Not considering later disassembly
Most of the time, installers understand that you cannot connect everything together in a concrete chamber without the need for some type of connection to remove components at some point in the future. It is almost impossible to separate all components if they are tightly tightened without any gaps. Whether it is a groove type coupling, flange joint, or pipe joint, they are all necessary. In the future, sometimes it may be necessary to remove components, and although this is usually not a concern for installation contractors, it should be a concern for owners and engineers.
Horizontal installation of concentric reducer
This may be nitpicking, but it is also worth noting. Eccentric reducer can be installed horizontally. A concentric reducer is installed on a vertical line. In some applications, it is necessary to install on a horizontal line and use an eccentric reducer, but this problem usually involves cost: concentric reducers are cheaper.

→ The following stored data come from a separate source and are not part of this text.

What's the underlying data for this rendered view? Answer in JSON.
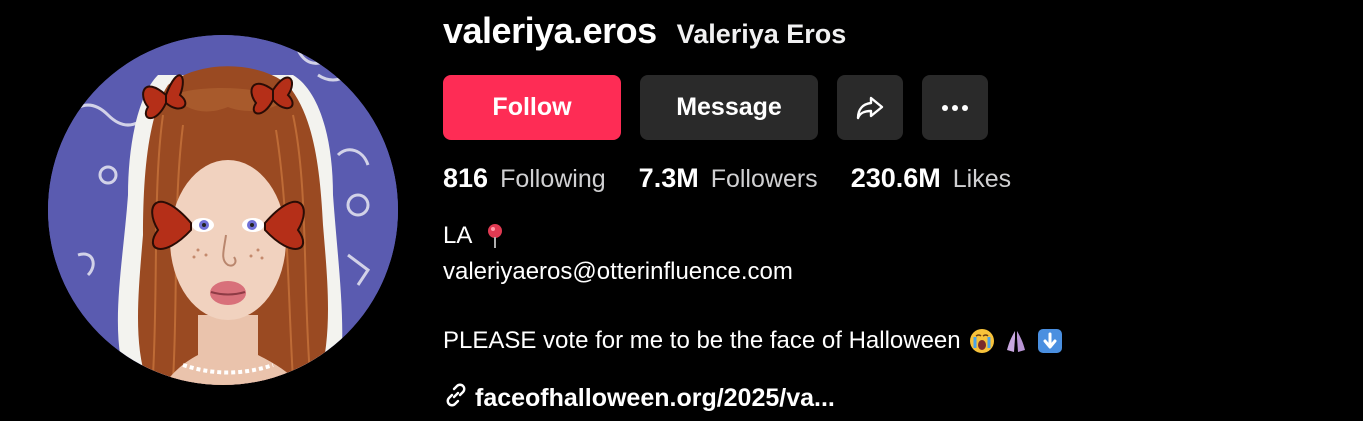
{
  "profile": {
    "username": "valeriya.eros",
    "display_name": "Valeriya Eros",
    "avatar_icon": "profile-avatar-illustration"
  },
  "actions": {
    "follow_label": "Follow",
    "message_label": "Message",
    "share_icon": "share-arrow-icon",
    "more_icon": "more-dots-icon"
  },
  "stats": [
    {
      "value": "816",
      "label": "Following"
    },
    {
      "value": "7.3M",
      "label": "Followers"
    },
    {
      "value": "230.6M",
      "label": "Likes"
    }
  ],
  "bio": {
    "location": "LA",
    "location_icon": "round-pushpin-icon",
    "email": "valeriyaeros@otterinfluence.com",
    "vote_text": "PLEASE vote for me to be the face of Halloween",
    "vote_emojis": [
      "crying-face-icon",
      "folded-hands-icon",
      "down-arrow-icon"
    ]
  },
  "link": {
    "text": "faceofhalloween.org/2025/va...",
    "icon": "link-icon"
  },
  "colors": {
    "background": "#000000",
    "follow_button": "#fe2c55",
    "secondary_button": "#2a2a2a",
    "avatar_background": "#5a5bb0",
    "hair": "#9a4a22"
  }
}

Valve wells that do not allow drainage
All the rooms are wet. Even during valve start-up, when air is discharged from the valve cover, water will still fall to the floor at some point. Any person in industry who has seen a flooded valve at any time, but really has no excuse (unless, of course, the entire area is submerged, in which case you have a bigger problem). If the drainage pipe cannot be installed, use a simple drainage pump, assuming there is a power supply. In the absence of power, a float valve with an injector will effectively keep the chamber dry.
Do not exclude air
When the pressure drops, air is discharged from the suspension and transferred to the pipeline, which will cause problems downstream of the valve. A simple air release valve will eliminate any potential air and prevent downstream issues. The vent valve upstream of the control valve is also effective, as guiding the air in the pipeline may cause instability. Why is the air not removed before it reaches the valve?
Spare tap
This may be a minor issue, but backup taps in the upstream and downstream chambers of the control valve are always helpful. This setting provides convenience for future maintenance, whether it is connecting hoses, adding remote sensing to control valves, or adding pressure transmitters to SCADA. For the small cost of adding accessories during the design phase, it significantly increases future availability. Making maintenance tasks more difficult as everything is covered with paint, making it impossible to read nameplates or make adjustments.
Overall, with the rapid development of self-control technology, more intelligent, precise, reliable, and stable automation products have been developed and applied. Choosing instruments well and avoiding errors in instrument selection is one of the important contents of our instrument work.